Circular on Taxation Policies in Relation to the 29th Olympic Games
On 22 Jan. 2003, the Circular on taxations policies in relation to the 29th Olympic Games was jointly promulgated by the Ministry of Finance, the General Administration of Taxation and the General Customs Office. Under which, the organization commission of the 29th Olympic Committee, the international Olympic committee and other Olympic related participants shall enjoy a series preferential tax policies, those policies are mainly focused on the following kinds: value added tax, consuming tax, revenue tax, land value added tax, vehicle purchase duty, customs duty, stamp duty, income tax etc. according to this circular, when calculating the taxable incomes, the enterprise, social organization and union shall enjoy a full deduction of the amount which has been given as a gift or assistance in form of money or property; as to the income tax which should be borne by the participating athlete, the amount obtained by the athlete by means of incentive money and other incentive income should be exempt from income tax in accordance with the current concerning laws and regulations.

Regulations over Administrations Regarding Foreign Invested Urban Planning Service Enterprises
The Regulation on Administrations Regarding Foreign Invested Urban Planning Service Enterprises has jointly issued by the Ministry of Construction and the MOFTEC and will become effective on 1 May 2003. The regulation has placed some provisions relating to the following: design of urban planning with respect to foreign investment, the establishing procedure and condition with regard to consulting activity etc. under this regulation, foreign investor may take the form of solely foreign invested, joint venture and cooperative to participate in services regarding urban planning, provided that a Qualification Certificate for Foreign Invested Enterprise Engaging Urban Planning should be issued by the governing authorities. In this regulation, the proportion of foreign technology personnel, the stay and serving time have been provided. For example, such time should not be less than 6 months in terms of aggregated amount of stay time.

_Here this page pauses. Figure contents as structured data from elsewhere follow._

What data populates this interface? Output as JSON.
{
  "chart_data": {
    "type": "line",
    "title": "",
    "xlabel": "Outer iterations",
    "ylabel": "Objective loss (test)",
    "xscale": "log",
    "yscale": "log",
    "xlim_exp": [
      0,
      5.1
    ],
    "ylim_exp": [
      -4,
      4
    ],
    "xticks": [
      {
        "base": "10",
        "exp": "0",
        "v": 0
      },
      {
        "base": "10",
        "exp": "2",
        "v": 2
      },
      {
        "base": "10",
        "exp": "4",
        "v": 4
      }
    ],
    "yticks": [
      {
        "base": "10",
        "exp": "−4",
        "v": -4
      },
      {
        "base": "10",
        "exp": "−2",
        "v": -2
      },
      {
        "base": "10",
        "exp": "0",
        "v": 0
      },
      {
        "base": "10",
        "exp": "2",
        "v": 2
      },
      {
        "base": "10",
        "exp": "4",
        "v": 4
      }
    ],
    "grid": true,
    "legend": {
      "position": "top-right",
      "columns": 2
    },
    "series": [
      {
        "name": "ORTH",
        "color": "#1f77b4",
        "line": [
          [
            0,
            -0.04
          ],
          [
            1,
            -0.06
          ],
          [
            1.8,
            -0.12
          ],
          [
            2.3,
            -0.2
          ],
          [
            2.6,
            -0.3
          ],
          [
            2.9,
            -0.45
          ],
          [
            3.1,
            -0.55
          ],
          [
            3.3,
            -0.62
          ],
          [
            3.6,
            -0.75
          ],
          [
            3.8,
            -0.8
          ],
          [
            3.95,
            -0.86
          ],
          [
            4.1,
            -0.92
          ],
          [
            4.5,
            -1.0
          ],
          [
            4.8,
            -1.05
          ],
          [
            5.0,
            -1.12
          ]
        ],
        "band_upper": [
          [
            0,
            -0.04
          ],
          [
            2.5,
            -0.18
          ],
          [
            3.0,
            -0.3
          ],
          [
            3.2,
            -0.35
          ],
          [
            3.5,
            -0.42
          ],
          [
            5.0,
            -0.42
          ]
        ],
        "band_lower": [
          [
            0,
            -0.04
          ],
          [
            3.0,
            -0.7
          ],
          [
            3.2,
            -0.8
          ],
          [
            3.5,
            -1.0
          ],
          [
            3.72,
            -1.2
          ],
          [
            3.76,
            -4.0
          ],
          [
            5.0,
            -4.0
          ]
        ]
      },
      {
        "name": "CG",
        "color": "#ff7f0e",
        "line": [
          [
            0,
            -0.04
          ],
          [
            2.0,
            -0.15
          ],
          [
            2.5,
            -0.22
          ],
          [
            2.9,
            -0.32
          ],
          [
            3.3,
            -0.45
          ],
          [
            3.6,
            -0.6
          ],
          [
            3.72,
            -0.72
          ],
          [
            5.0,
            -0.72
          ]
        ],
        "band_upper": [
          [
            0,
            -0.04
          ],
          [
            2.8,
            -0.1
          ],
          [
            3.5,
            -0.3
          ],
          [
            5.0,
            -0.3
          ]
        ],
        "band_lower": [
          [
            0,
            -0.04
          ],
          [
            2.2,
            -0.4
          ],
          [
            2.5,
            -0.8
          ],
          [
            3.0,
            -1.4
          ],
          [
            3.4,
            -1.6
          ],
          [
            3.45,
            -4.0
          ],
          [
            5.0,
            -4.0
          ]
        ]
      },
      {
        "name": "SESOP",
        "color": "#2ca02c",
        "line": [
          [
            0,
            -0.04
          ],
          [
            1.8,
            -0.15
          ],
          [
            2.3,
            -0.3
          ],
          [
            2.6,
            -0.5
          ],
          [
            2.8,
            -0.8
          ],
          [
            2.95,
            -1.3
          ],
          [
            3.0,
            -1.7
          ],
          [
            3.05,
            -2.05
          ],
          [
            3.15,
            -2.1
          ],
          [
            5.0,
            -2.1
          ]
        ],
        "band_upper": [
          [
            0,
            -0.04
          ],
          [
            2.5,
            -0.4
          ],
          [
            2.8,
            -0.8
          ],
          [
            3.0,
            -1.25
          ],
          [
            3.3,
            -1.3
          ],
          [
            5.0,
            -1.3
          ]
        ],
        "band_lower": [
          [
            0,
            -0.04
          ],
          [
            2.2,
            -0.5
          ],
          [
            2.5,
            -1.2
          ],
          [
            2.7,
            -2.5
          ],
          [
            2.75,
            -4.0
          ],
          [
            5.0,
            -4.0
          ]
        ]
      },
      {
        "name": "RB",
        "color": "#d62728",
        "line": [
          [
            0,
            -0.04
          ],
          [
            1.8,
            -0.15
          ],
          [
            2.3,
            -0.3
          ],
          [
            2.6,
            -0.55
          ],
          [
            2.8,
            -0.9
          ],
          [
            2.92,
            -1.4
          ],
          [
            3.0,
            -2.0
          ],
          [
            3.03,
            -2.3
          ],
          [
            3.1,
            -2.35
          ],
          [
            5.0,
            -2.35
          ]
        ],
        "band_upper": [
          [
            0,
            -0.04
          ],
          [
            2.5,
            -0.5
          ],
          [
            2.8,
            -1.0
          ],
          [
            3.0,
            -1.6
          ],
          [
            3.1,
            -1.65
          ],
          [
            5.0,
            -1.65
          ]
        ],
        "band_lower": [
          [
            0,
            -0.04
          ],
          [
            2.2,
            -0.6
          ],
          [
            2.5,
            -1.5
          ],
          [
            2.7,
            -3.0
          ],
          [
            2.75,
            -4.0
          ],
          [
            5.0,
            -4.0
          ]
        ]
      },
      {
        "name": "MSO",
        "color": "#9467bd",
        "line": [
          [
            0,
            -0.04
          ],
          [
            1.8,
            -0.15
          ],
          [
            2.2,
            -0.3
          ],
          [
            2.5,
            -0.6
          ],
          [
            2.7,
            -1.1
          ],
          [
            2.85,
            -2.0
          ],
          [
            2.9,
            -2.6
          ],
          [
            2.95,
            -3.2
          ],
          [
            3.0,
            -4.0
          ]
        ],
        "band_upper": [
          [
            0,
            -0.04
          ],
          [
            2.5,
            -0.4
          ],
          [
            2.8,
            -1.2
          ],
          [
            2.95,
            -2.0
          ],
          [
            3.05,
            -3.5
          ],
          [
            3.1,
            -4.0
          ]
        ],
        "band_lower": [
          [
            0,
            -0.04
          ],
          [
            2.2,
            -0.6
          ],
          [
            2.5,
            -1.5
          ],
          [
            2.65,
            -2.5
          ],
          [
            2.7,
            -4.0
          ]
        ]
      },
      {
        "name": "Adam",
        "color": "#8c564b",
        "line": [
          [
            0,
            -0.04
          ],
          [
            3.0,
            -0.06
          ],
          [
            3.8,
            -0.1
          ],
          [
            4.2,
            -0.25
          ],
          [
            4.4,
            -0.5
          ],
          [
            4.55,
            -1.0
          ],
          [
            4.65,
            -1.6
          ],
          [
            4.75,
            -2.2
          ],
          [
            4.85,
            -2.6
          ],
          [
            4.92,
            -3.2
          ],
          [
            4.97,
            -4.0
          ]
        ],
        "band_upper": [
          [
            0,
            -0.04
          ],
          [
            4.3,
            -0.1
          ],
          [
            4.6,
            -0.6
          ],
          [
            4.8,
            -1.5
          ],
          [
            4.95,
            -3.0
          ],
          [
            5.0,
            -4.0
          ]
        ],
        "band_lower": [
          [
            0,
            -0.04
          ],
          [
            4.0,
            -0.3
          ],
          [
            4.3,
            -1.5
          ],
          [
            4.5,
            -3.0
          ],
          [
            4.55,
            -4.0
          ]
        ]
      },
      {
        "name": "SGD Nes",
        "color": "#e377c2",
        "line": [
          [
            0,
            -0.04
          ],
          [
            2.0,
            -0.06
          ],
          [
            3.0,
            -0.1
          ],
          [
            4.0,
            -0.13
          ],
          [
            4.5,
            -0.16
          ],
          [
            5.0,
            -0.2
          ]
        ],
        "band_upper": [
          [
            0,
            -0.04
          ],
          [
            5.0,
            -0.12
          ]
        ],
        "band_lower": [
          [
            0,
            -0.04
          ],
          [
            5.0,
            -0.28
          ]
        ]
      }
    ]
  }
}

Provisionary Rules on Establishment of Sino-Foreign Enterprises in Foreign Trade Regard
The MOFTEC, on 31 Jan. 2003 issues a Provisionary rules on establishment of sino-foreign enterprises in foreign trade regard, which has been in force since the date which is 30 days from the issuance. This rule has laid the regulations on the condition, set-up procedure and necessary material relating to the investors, whether foreign or domestic. Bear in mind that, the standard laid to the investors should be considerably high, such requirements are the following: 1) foreign investor should, during the previous three year period before the application have a trading volume worth more than US 30 million with China (or more than US20 million in case such enterprise would be set up in mid or western areas in China); 2) the Chinese investor is entitled to foreign trade, and should, during the previous three year period before the application, have a import and export trading volume worth more than US 30 million (or more than US 20 million in case that the enterprise would be set up in mid or western areas in China); and 3) the registered capital should not be less than RMB 30 million. In addition, before 11 Dec. 2003, if the proportion of the registered capital of Chinese investor is not more that 51 percent, such application shall, temporarily, not be accepted.